The order also implements a 1.3 percent pay raise for uniformed military service members.

The $1.1 trillion omnibus bill, which funds federal agencies through Sept. 30, 2016, allows for the 1 percent base pay raise for civilian employees that Obama requested, as well as the 0.3 percent bump to their locality pay. The spending package also allows for troops in the military to receive a 1.3 percent pay increase.

The exact amount of the increase for all career civilian employees will depend on their locality. Most areas' increases will hover around the 0.3 percent average, but some -- mostly large cities like San Francisco, Calif., and Washington, D.C. -- will receive larger pay bumps.

Lawmakers ultimately chose to support Obama’s recommended 1.3 percent total pay raise for federal workers and troops next year -- or at least not stand in its way -- instead of including a specific provision to block it or provide for a different amount. Members of the House initially supported a 2.3 percent raise for uniformed military, but ultimately acquiesced to the lower number.

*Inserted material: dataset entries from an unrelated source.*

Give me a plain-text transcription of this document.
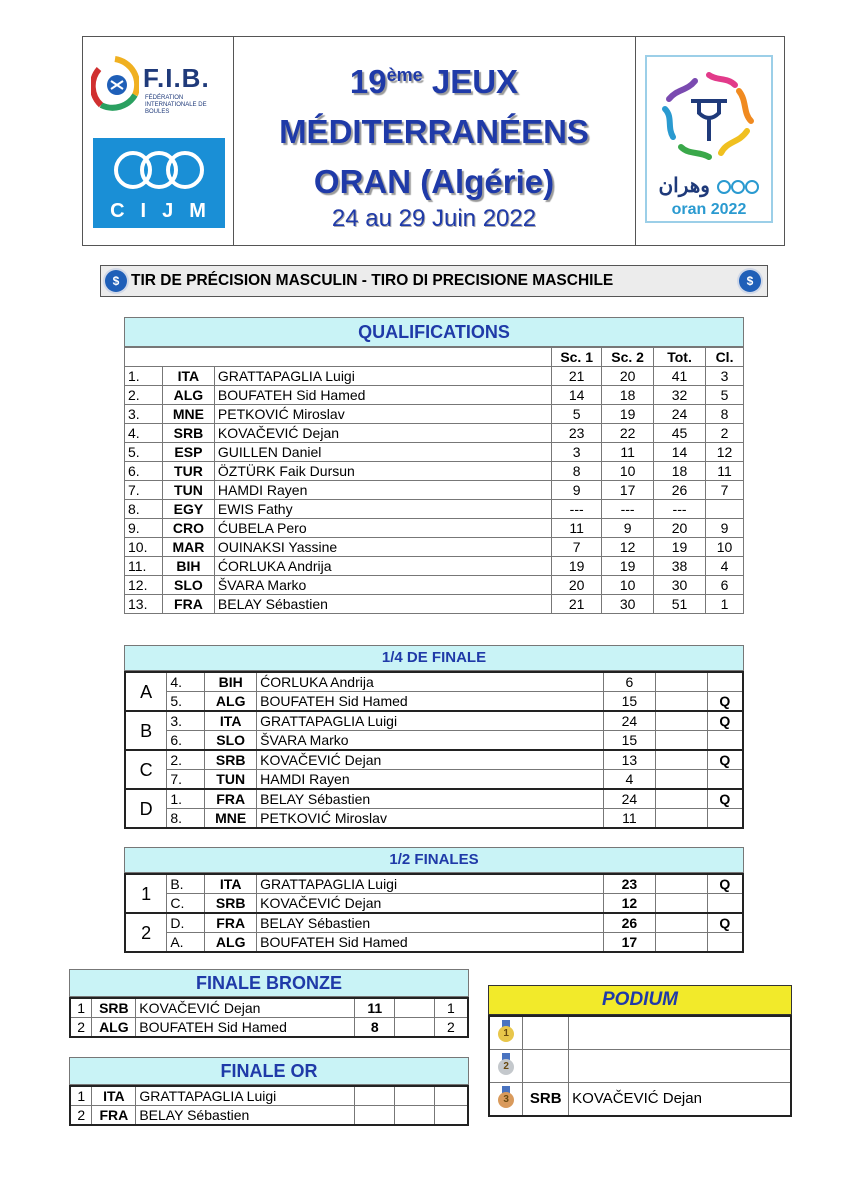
F.I.B.
FÉDÉRATION INTERNATIONALE DE BOULES
CIJM
19ème JEUX
MÉDITERRANÉENS
ORAN (Algérie)
24 au 29 Juin 2022
وهران
oran 2022
$ TIR DE PRÉCISION MASCULIN - TIRO DI PRECISIONE MASCHILE	$
QUALIFICATIONS
			Sc. 1	Sc. 2	Tot.	Cl.
1.	ITA	GRATTAPAGLIA Luigi	21	20	41	3
2.	ALG	BOUFATEH Sid Hamed	14	18	32	5
3.	MNE	PETKOVIĆ Miroslav	5	19	24	8
4.	SRB	KOVAČEVIĆ Dejan	23	22	45	2
5.	ESP	GUILLEN Daniel	3	11	14	12
6.	TUR	ÖZTÜRK Faik Dursun	8	10	18	11
7.	TUN	HAMDI Rayen	9	17	26	7
8.	EGY	EWIS Fathy	---	---	---	
9.	CRO	ĆUBELA Pero	11	9	20	9
10.	MAR	OUINAKSI Yassine	7	12	19	10
11.	BIH	ĆORLUKA Andrija	19	19	38	4
12.	SLO	ŠVARA Marko	20	10	30	6
13.	FRA	BELAY Sébastien	21	30	51	1
1/4 DE FINALE
A	4.	BIH	ĆORLUKA Andrija	6		
	5.	ALG	BOUFATEH Sid Hamed	15		Q
B	3.	ITA	GRATTAPAGLIA Luigi	24		Q
	6.	SLO	ŠVARA Marko	15		
C	2.	SRB	KOVAČEVIĆ Dejan	13		Q
	7.	TUN	HAMDI Rayen	4		
D	1.	FRA	BELAY Sébastien	24		Q
	8.	MNE	PETKOVIĆ Miroslav	11		
1/2 FINALES
1	B.	ITA	GRATTAPAGLIA Luigi	23		Q
	C.	SRB	KOVAČEVIĆ Dejan	12		
2	D.	FRA	BELAY Sébastien	26		Q
	A.	ALG	BOUFATEH Sid Hamed	17		
FINALE BRONZE
1	SRB	KOVAČEVIĆ Dejan	11		1
2	ALG	BOUFATEH Sid Hamed	8		2
FINALE OR
1	ITA	GRATTAPAGLIA Luigi			
2	FRA	BELAY Sébastien			
PODIUM
1		

2		

3	SRB	KOVAČEVIĆ Dejan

In an August letter to Congress specifically addressing his military pay raise proposal, Obama said the financial conditions of the country prevented him from giving the troops a larger pay raise.

“As our country continues to recover from serious economic conditions affecting the general welfare, however, we must maintain efforts to keep our nation on a sustainable fiscal course,” Obama wrote. “This effort requires tough choices, especially in light of budget constraints.”

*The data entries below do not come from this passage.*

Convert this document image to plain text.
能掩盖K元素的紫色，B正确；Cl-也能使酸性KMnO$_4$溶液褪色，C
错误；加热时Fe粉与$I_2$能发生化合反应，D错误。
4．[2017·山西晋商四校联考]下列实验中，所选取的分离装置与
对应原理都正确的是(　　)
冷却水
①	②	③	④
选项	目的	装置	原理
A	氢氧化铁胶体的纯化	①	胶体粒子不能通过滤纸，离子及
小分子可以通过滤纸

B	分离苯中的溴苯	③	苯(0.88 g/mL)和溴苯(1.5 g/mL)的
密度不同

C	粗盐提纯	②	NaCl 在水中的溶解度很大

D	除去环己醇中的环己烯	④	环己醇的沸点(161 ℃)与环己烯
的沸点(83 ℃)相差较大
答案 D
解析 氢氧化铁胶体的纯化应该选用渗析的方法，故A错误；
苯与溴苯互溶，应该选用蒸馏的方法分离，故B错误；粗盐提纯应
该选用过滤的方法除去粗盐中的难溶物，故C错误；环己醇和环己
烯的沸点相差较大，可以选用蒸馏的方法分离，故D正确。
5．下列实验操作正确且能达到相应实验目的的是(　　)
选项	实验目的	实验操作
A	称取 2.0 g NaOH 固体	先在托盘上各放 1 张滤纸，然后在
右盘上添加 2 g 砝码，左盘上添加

If the president had not informed Congress of his alternative pay plan for feds by the end of August, then the increase mandated by the 1990 Federal Employees Pay Comparability Act would have kicked in. Under FEPCA, the raise would be determined by the change in the Employment Cost Index minus 0.5 percent.

Presidents largely have ignored the FEPCA formula in their federal pay raise proposals, preferring to offer their own figure. Congress created FEPCA, which provides an annual across-the-board salary boost and a locality pay adjustment for General Schedule employees, to close the public and private sector pay gap. The Federal Salary Council has said that federal employees are underpaid relative to private sector workers by 34.9 percent.